Q. Did you face any hurdles getting any of your Board appointments?


A. Whilst the under-representation of women on boards is common not just across the Pacific but globally, there is a noticeable shift to ensure that women are adequately represented in key decision-making roles (gender equality and social justice). However, there remains an additional demand for women to ‘prove’ themselves in business and for boards themselves to reform their structures and processes for improved effectiveness.


In my personal experience, my Board membership has been anchored in my professional reputation and action history, professional networks and trusted relationships. However, this has not been completely free of politics played against skills, competencies and commitment to robust and effective decision making.


I had to compete for a position for the Vanuatu Chamber of Commerce and Industry. I was nominated by the Vanuatu Hotels and Resorts Association and voted in by industry colleagues and the Mamas of the Handicraft Association who provided testimony of my competencies.


Q. What do you think needs to be done to ensure there are more women on boards in the future?

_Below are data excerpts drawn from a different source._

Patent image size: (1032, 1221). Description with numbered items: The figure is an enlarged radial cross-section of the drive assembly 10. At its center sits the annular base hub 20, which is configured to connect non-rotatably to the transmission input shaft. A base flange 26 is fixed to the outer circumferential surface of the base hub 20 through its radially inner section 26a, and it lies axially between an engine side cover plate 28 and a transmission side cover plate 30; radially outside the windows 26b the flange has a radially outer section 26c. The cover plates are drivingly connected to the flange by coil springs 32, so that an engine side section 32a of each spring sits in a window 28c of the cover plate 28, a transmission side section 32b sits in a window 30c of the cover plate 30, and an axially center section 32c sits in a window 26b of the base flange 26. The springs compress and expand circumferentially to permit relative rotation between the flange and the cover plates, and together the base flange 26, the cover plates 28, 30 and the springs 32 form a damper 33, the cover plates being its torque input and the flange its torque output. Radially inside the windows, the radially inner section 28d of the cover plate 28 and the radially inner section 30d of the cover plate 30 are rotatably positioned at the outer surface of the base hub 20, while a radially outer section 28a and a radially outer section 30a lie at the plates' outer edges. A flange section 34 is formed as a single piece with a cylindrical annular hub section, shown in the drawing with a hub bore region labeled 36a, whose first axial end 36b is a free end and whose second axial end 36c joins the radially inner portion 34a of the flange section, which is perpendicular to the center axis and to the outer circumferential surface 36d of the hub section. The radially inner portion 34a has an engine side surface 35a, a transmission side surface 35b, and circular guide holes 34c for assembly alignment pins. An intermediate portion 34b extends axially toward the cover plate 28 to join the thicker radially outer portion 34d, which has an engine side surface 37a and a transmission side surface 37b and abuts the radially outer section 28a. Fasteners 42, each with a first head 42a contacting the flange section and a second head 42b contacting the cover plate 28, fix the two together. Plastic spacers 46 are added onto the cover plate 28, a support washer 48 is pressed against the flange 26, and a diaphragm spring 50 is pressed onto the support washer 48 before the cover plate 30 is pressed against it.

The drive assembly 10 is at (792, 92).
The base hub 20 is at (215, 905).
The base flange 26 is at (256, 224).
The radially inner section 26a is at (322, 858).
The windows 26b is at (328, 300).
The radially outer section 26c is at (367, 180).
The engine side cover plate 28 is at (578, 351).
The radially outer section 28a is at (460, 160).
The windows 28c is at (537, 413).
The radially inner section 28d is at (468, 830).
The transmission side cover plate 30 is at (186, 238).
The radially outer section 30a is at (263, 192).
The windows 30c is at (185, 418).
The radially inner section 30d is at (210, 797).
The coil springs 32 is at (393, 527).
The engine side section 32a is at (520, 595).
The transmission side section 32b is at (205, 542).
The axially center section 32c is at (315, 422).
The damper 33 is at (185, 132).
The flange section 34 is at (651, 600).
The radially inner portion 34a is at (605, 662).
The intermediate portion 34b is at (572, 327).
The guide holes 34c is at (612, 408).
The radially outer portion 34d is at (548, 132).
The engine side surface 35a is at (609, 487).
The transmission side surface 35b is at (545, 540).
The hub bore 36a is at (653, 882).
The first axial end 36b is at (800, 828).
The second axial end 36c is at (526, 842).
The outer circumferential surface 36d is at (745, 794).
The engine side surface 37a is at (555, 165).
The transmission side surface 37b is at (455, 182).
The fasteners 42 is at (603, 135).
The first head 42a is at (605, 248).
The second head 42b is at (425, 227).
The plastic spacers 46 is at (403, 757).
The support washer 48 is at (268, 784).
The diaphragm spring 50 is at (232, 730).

A. In Vanuatu, women have been quietly but steadily building capability and representation on boards but very much require locally-driven increased support for this growing representation. This is a self-perpetuating situation— when women see each other achieve we can envision ourselves doing the same, and that accelerates change. In spite of humble leadership being a cultural identifier, there remain stumbling blocks to realising encouraging women leaders in communities and business to leadership pathways.


To shift this narrative, narrators and media have important roles to play.


SOLUTIONS: Encourage media to provide more coverage of relevant industry data, contributions of women on boards and the best practices of companies with diverse boards.


Q. What advice would you give to women wanting board positions?


A. Go for it! Even if you don’t have the confidence, give it a go and learn along the way. Break the mould and have a voice. The investment in time and contribution to these boards will assist in changing and shaping our nation and lives of people for a brighter and sustainable future.